Sunshine, Robin McKinley, page 75 (paperback edition)

 

 

 

Example 2

Taggart glanced at Boyle and smiled; the smile was pointed, it seemed to say that something in his words was an answer to something in the words of Boyle. “The liquor they serve here is swill. I suppose that’s the price we have to pay for not being crowded by all kinds of rabble. But I do wish they’d recognize that they’re dealing with experts. Since I hold the purse strings, I expect to get my money’s worth and at my pleasure.”

Atlas Shrugged, Ayn Rand, Location 1242 (Kindle edition)

 

 

Example 3

His dreams grow constant and terrible.

He doesn’t wake easily.

As his body fades, the pull of his dreams grows eerily stronger. Now, if his door is open, Janie can’t enter that wing.

She hadn’t planned for this.

She makes an odd request on every shift. “If you cover the east wing, I’ll take the rest.”

Wake, Lisa McMann, Location 414 (Kindle edition)

 

In Example 1, McKinley’s voice is conversational, sarcastic, a bit long-winded with those long sentences with lots of subordinate clauses.

Rand’s voice is much more formal, literate while McMann’s voice is almost a polar opposite to Rand’s. McMann uses short crisp sentences and simple word choices.

If you read any of these authors and then pick up another book, you’ll know immediately it was written by someone else. That’s voice.

Voice includes

  • Word choice: do you use high-falutin’ words or plain? Voice is included in the distinction between crimson and red, avaricious or greedy, and somnambulant and sleep-walking. Do you use slang? Curses?
  • Sentence structure: Fragments and short crisp sentences like McMann? Long literary sentences like Rand? Parenthetical asides like McKinley?
  • Point of view: first person, third person. Limited, tight, or omniscient?
  • Verb tense: past or present tense?
  • Verb “voice”: passive or active?
  • Dialog: do you use it? How often?
  • Addressing the reader: some writers do (McKinley is one), others don’t.

So, if voice is so important, how do you develop it?

Practice, of course, but as The Boy’s basketball coach once said, “Perfect practice makes practice perfect.” In other words, if you practice crap, you’ll never get any better. So, what do you practice?

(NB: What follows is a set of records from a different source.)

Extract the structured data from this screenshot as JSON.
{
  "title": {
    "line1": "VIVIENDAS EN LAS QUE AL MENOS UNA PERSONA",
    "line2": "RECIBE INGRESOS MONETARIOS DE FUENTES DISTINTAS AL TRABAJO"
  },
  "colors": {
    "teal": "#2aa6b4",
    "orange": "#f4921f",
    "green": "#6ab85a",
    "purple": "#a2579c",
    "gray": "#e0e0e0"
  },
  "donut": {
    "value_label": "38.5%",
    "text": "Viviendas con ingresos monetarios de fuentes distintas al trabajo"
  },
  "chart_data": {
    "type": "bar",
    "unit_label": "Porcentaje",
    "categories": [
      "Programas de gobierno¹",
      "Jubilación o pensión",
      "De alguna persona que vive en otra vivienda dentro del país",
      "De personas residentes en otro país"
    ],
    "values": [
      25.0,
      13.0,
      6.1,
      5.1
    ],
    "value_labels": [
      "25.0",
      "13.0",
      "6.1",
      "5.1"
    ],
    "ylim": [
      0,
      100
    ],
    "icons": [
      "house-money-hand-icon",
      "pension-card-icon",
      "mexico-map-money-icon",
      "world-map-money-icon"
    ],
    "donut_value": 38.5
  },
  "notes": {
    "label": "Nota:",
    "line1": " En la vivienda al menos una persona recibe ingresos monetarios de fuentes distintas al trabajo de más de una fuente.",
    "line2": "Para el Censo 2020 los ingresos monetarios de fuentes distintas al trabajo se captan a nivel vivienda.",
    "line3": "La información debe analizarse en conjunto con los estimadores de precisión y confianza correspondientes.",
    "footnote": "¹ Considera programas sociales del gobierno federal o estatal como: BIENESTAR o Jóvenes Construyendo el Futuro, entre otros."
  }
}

Practice outracing your inner critic. So long as someone is censoring your words, you’ll never tune in to your own natural voice. You’ll keep second-guessing yourself and stop digging deep into your creative well to say what you really want to say.

Practice someone else’s voice. Read 50 to 100 pages of your favorite author (or any of the three here). Then sit down, set a timer, and writer for 15 minutes in the same voice. Need a prompt? Write whatever comes to mind using these three words:

FAIL       BALL      BLANKET

Write anything at all, so long as you don’t stop to criticize yourself. See what feels right and what feels wrong writing in someone else’s style.

Then do the exercise again with a different author. Then do it again. As you copy other writers’ voices, you start to learn what feels right for you. You may find McMann’s fragments feel right to you. You may enjoy the literary style of Rand. You may love writing directly to your audience the way McKinley does. You may find Stephen King to be closer to your style.

Finding your voice is a bit about experimentation so plan on failing for a while before you pinpoint exactly what feels right for you (and what your critique partners tell you is real improvement and originality).

If you have a favorite author, consider commenting below what about that author’s style you love. A comment below is an entry in Jennifer Shaw Wolf’s Critique Contest.

 

2 comments to Voice

  • M

    Hmm… I didn’t really think voice was something that could be practiced. But I guess it has to be.

  • KathyM

    I’m a huge McKinley fan, I accidentally discovered “Beauty” when I was in highschool, just randomly pulled it off the library shelf–and I’ve now lost count of the number of times I’ve reread it. I’ve only read “Sunshine” once, it didn’t grab me the same way. Maybe it’s time to revisit both books and do a voice comparison–it would be interesting to see if that’s one of the reasons for my different responses to the two books.